Spectacle de sensibilisation et d'empowerment sur les VHSS

Vous vous demandez que faire concrètement en face de situations violentes ? Et bien, avec ce spectacle, vous saurez quoi faire.

Agir concrètement auprès de jeunes gens à l’aube de leur vie d’adulte.
Deux comédiennes viennent en classe pour présenter un spectacle sur les VHSS (violences et harcèlements sexuel·les et sexistes), elles sont à peine plus âgées que les élèves et proposent des réflexions, des mises en situations pour questionner le cadre nécessaire au surgissement de la maltraitance.
A force d’interactions, elles amènent à réfléchir au respect du vivant et donnent des outils pour agir au quotidien, que ce soit face au harcèlement ou aux violences.
A l'issue du spectacle (35 minutes), une discussion est menée avec les élèves sur les sujets abordés.
En réfléchissant ensemble, on est plus fort·es !

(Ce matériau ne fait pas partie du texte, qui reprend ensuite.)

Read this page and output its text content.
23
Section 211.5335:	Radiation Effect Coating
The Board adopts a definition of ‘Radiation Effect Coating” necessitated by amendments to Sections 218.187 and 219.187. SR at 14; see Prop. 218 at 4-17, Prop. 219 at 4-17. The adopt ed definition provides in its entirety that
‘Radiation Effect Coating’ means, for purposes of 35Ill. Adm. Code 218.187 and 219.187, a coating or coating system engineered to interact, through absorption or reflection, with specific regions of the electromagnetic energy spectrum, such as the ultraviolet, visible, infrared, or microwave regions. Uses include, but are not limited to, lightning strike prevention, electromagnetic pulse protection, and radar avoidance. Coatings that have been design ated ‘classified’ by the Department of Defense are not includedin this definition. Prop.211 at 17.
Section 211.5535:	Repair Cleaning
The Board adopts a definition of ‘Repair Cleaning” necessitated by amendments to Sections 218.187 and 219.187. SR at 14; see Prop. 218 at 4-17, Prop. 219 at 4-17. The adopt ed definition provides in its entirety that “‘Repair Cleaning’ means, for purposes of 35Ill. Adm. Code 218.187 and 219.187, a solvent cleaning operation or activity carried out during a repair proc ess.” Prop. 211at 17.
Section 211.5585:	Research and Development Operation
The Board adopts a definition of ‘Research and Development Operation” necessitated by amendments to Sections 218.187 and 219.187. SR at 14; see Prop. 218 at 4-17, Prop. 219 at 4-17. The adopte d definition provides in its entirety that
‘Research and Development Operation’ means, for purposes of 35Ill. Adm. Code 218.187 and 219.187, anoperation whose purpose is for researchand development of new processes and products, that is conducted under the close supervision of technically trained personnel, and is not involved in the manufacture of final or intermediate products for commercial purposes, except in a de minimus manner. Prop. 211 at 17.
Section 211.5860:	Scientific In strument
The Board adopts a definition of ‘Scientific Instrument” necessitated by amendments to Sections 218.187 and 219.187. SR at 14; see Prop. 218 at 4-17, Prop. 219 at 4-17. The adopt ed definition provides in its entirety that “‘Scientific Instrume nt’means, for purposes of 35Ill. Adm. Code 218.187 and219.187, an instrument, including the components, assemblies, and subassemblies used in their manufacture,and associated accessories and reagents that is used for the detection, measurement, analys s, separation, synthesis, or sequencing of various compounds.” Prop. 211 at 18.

Avec Romane Stellatelli et Zoé Dunand
Texte et mise en scène : ClaraLePicard

Avec le soutien du Théâtre Joliette, des lycées Joliot Curie (Aubagne) et Diderot (Marseille), de la Ville de Marseille et de la DRAC PACA

Textes complémentaires

Note d'intention

En prenant la forme du jeu de rôle et de l’atelier en classe, en changeant et remettant en question les scénarii élaborés en direct, Changer le Cadre associe l’imaginaire et l’esprit critique des spectateur·rices dans l’appréciation des situations évoquées.
Changer le Cadre propose d’entrer en empathie avec la victime, de prendre conscience des conditions à rassembler
pour agresser mais surtout d’appréhender les répercussions que ces drames ont sur tous les pans de vie des victimes et l’organisation de la société.
En prévention et sensibilisation des violences et harcèlements sexuel·les et sexistes, Changer le cadre propose une approche affective, rationnelle, critique et formatrice.
Changer le cadre est librement inspiré du premier texte théâtral de ClaraLePicard, El, écrit en 2002 et créé en 2003 au Théâtre de l’Atalante (Paris) dans une mise en scène de l’autrice jouée par Lara Barsacq, ClaraLePicard, avec une musique de Fred Nevché, des lumières de Laurent Castaingt.
Vingt ans plus tard, alors que les violences et harcèlements sexuel·les et sexistes (VHSS) sont au cœur des enjeux de l’éducation des jeunes, la Compagnie à Table propose de reprendre ce texte en l’adaptant à la salle de classe pour faire des tournées en lycée.

ClaraLePicard

Revue de presse

Le théâtre populaire, un idéal qui brûle les planches

Comment aller à la rencontre d’un public divers, sans renoncer à proposer des pièces exigeantes ? Depuis des années, nombre de directions et d’artistes s’efforcent de rendre plus accessible l’expérience «irremplaçable» du spectacle vivant.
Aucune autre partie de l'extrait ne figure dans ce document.